A successful ditching was made, and the entire 10-man crew evacuated through the top hatch. They deployed their two five-man life rafts and pushed away in just in time to watch their aircraft sink in the North Sea. The crew recalls that they were cold, sore, injured, and angry. They watched formations of bombers returning to England, and a lone German aircraft came and circled their position once and could have strafed them, but didn't. It appeared to return perhaps an hour later. Struggling to keep their two rafts together in heavy 5 ft waves, they feared they would freeze or drown in the icy water at approximately 60 degrees north latitude. After darkness fell, they began launching flares every half-hour or so until a boat arrived and rescued them.

===Aftermath===
The crew were initially taken to a jail near the streetcar line. Subsequently, they were ordered onto a train and transported to the DuLag (DurchgangsLager, transfer camp), and about April 1944 the crew had arrived in Luft Stalag 17-B in Krems, Austria, where they were held as prisoners of war for just over a year until the end of the war.

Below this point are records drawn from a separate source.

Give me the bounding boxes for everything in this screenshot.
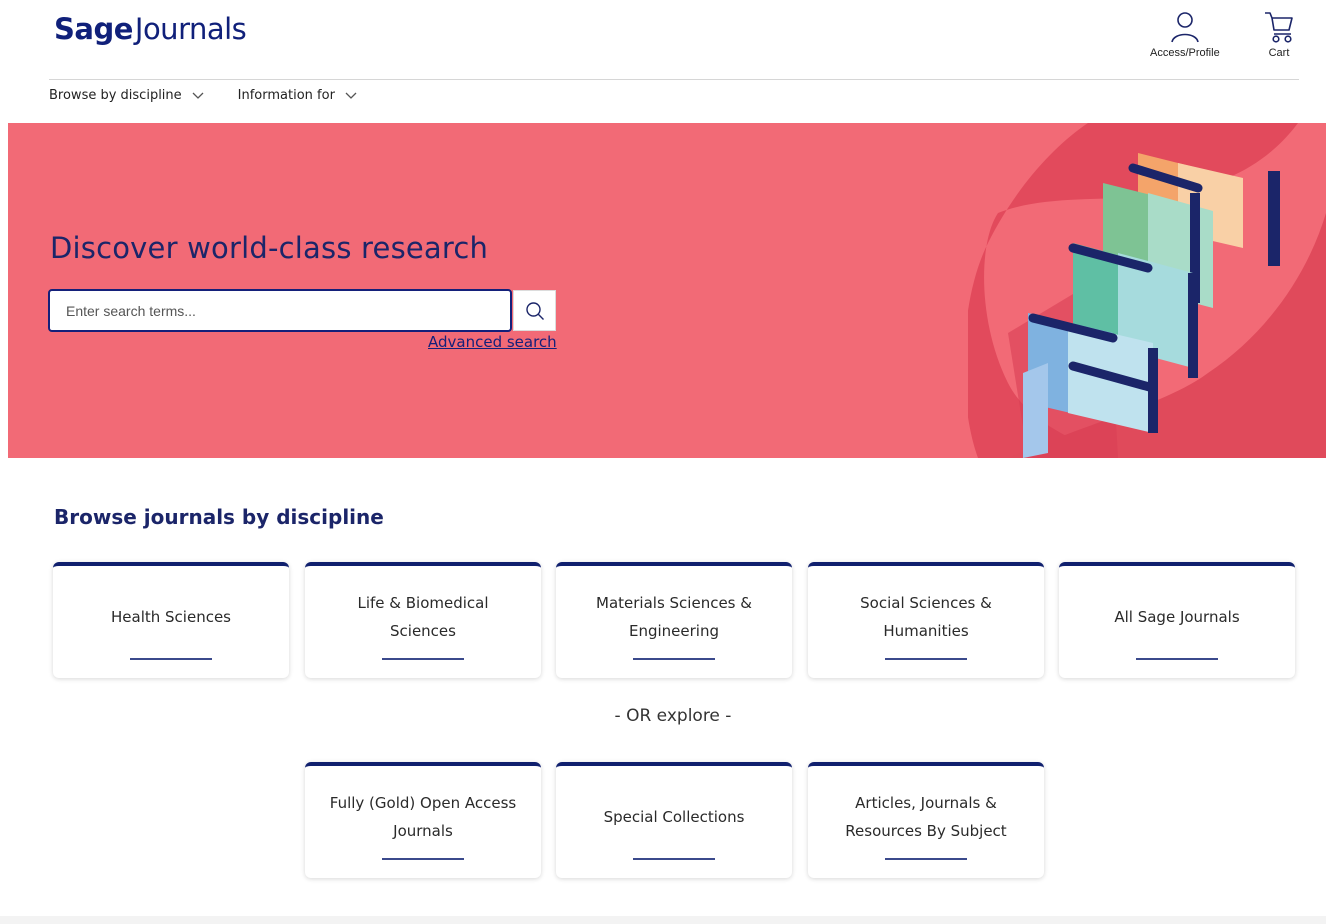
logo-journals: Journals [134,12,247,46]
search-field-wrapper [48,289,512,332]
card-underline [382,858,464,860]
card-underline [130,658,212,660]
card-label: Life & Biomedical Sciences [357,594,489,640]
sage-s-illustration [968,123,1326,458]
card-label: Materials Sciences & Engineering [596,594,752,640]
card-underline [885,858,967,860]
logo-sage: Sage [54,12,133,46]
card-underline [885,658,967,660]
explore-card-by-subject[interactable]: Articles, Journals & Resources By Subjec… [808,762,1044,878]
discipline-card-health-sciences[interactable]: Health Sciences [53,562,289,678]
card-underline [382,658,464,660]
hero-banner: Discover world-class research Advanced s… [8,123,1326,458]
explore-card-special-collections[interactable]: Special Collections [556,762,792,878]
header-divider [49,79,1299,80]
nav-browse-by-discipline[interactable]: Browse by discipline [49,88,204,103]
card-underline [633,658,715,660]
card-label: All Sage Journals [1114,608,1240,626]
cart-button[interactable]: Cart [1262,10,1296,59]
search-button[interactable] [513,290,556,331]
discipline-card-materials-engineering[interactable]: Materials Sciences & Engineering [556,562,792,678]
main-nav: Browse by discipline Information for [49,88,357,103]
card-underline [633,858,715,860]
advanced-search-link[interactable]: Advanced search [428,333,557,351]
footer-strip [0,916,1326,924]
card-label: Special Collections [603,808,745,826]
user-icon [1171,12,1199,43]
sage-journals-logo[interactable]: SageJournals [54,12,247,46]
discipline-card-social-humanities[interactable]: Social Sciences & Humanities [808,562,1044,678]
card-label: Fully (Gold) Open Access Journals [329,794,517,840]
or-explore-divider: - OR explore - [614,706,732,726]
discipline-card-life-biomedical[interactable]: Life & Biomedical Sciences [305,562,541,678]
card-underline [1136,658,1218,660]
cart-label: Cart [1268,47,1290,59]
card-label: Social Sciences & Humanities [860,594,992,640]
chevron-down-icon [345,92,357,99]
explore-card-open-access[interactable]: Fully (Gold) Open Access Journals [305,762,541,878]
hero-title: Discover world-class research [50,231,489,265]
search-input[interactable] [50,291,510,330]
site-header: SageJournals Access/Profile Cart [0,0,1326,80]
browse-section-title: Browse journals by discipline [54,505,384,529]
access-profile-button[interactable]: Access/Profile [1150,10,1220,59]
card-label: Articles, Journals & Resources By Subjec… [845,794,1007,840]
search-icon [525,301,544,320]
discipline-card-all-sage-journals[interactable]: All Sage Journals [1059,562,1295,678]
chevron-down-icon [192,92,204,99]
card-label: Health Sciences [111,608,231,626]
nav-information-for[interactable]: Information for [238,88,357,103]
cart-icon [1265,12,1293,43]
nav-label: Information for [237,88,335,103]
access-profile-label: Access/Profile [1150,47,1220,59]
nav-label: Browse by discipline [49,88,182,103]
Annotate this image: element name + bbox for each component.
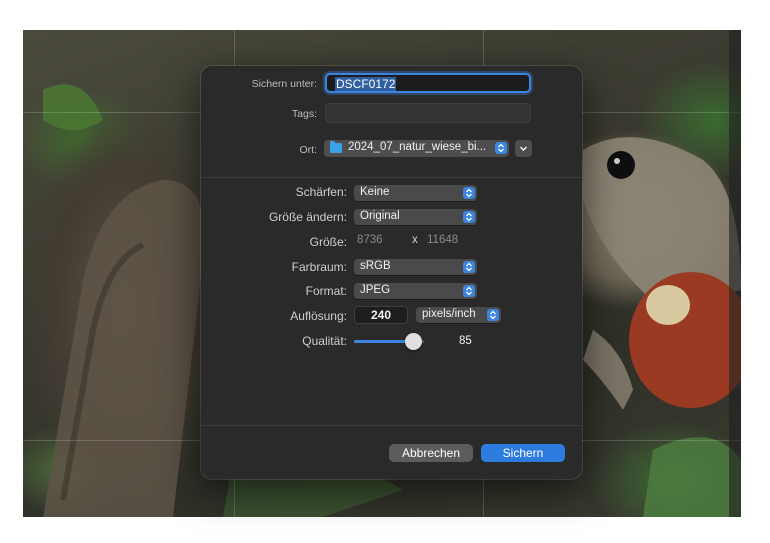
save-as-label: Sichern unter: [251,78,317,90]
chevron-updown-icon [495,142,507,154]
chevron-updown-icon [463,187,475,199]
divider [201,177,582,178]
chevron-updown-icon [463,261,475,273]
save-button[interactable]: Sichern [481,444,565,462]
folder-icon [330,141,342,153]
resolution-input[interactable]: 240 [354,306,408,324]
quality-label: Qualität: [302,334,347,348]
colorspace-popup[interactable]: sRGB [354,259,477,275]
resolution-unit-popup[interactable]: pixels/inch [416,307,501,323]
size-height-field: 11648 [427,234,459,246]
resize-label: Größe ändern: [268,210,347,224]
divider [201,425,582,426]
size-separator: x [412,234,418,246]
location-popup[interactable]: 2024_07_natur_wiese_bi... [324,140,509,157]
quality-slider-knob[interactable] [405,333,422,350]
tags-label: Tags: [291,108,317,120]
chevron-updown-icon [463,285,475,297]
sharpen-popup[interactable]: Keine [354,185,477,201]
resize-popup[interactable]: Original [354,209,477,225]
location-value: 2024_07_natur_wiese_bi... [348,141,487,153]
chevron-updown-icon [487,309,499,321]
resolution-value: 240 [370,308,392,322]
format-value: JPEG [360,284,391,296]
photo-edge [729,30,741,517]
resolution-label: Auflösung: [290,309,347,323]
resize-value: Original [360,210,400,222]
sharpen-label: Schärfen: [295,185,347,199]
chevron-updown-icon [463,211,475,223]
location-label: Ort: [299,144,318,156]
resolution-unit-value: pixels/inch [422,308,476,320]
quality-value: 85 [459,335,472,347]
filename-value: DSCF0172 [335,77,397,91]
chevron-down-icon [515,146,532,160]
colorspace-label: Farbraum: [291,260,347,274]
expand-button[interactable] [515,140,532,157]
size-width-field: 8736 [357,234,383,246]
quality-slider[interactable] [354,333,424,350]
sharpen-value: Keine [360,186,390,198]
filename-input[interactable]: DSCF0172 [325,73,531,93]
format-popup[interactable]: JPEG [354,283,477,299]
size-label: Größe: [309,235,347,249]
colorspace-value: sRGB [360,260,391,272]
cancel-button[interactable]: Abbrechen [389,444,473,462]
export-dialog: Sichern unter: DSCF0172 Tags: Ort: 2024_… [201,66,582,479]
format-label: Format: [305,284,347,298]
tags-input[interactable] [325,103,531,123]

German records include documents for each of the 10-man crew. These documents are titled "Report On Capture of Members of Enemy Air Forces" and are shown with a "PLACE: 8th E-boat Flotilla, Haarlem". Each crew member was reported as being taken POW "At sea 28 nautical miles 300 degrees IJmuiden" on 29 March 1944 at 2125 (9:25 p.m.). IJmuiden is a coastal city where the Germans had hardened concrete E-boat pens for their Schnellboot (fast boats). Larger than an American PT boat, these boats probably were based from IJmuiden and the specific reference of time, distance and direction—28 nmi 300 degrees west-northwest from IJmuiden at 2125 hours—provides a very specific location.

There is a table that estimates the drift rate for a five-man raft under those wind and wave conditions, which provides a reasonably accurate estimate for the location of the ditching around 4 p.m., followed by 5 hours and 25 minutes drifting in the rafts. The North Sea is approximately 80 ft deep at the estimated ditching site.

The June 1944 issue of Popular Science featured the article of the successful restoration of Sir Baboon McGoon from its October 1943 belly landing. By the time the article appeared in print, the aircraft had been on the bottom of the North Sea for at least two months.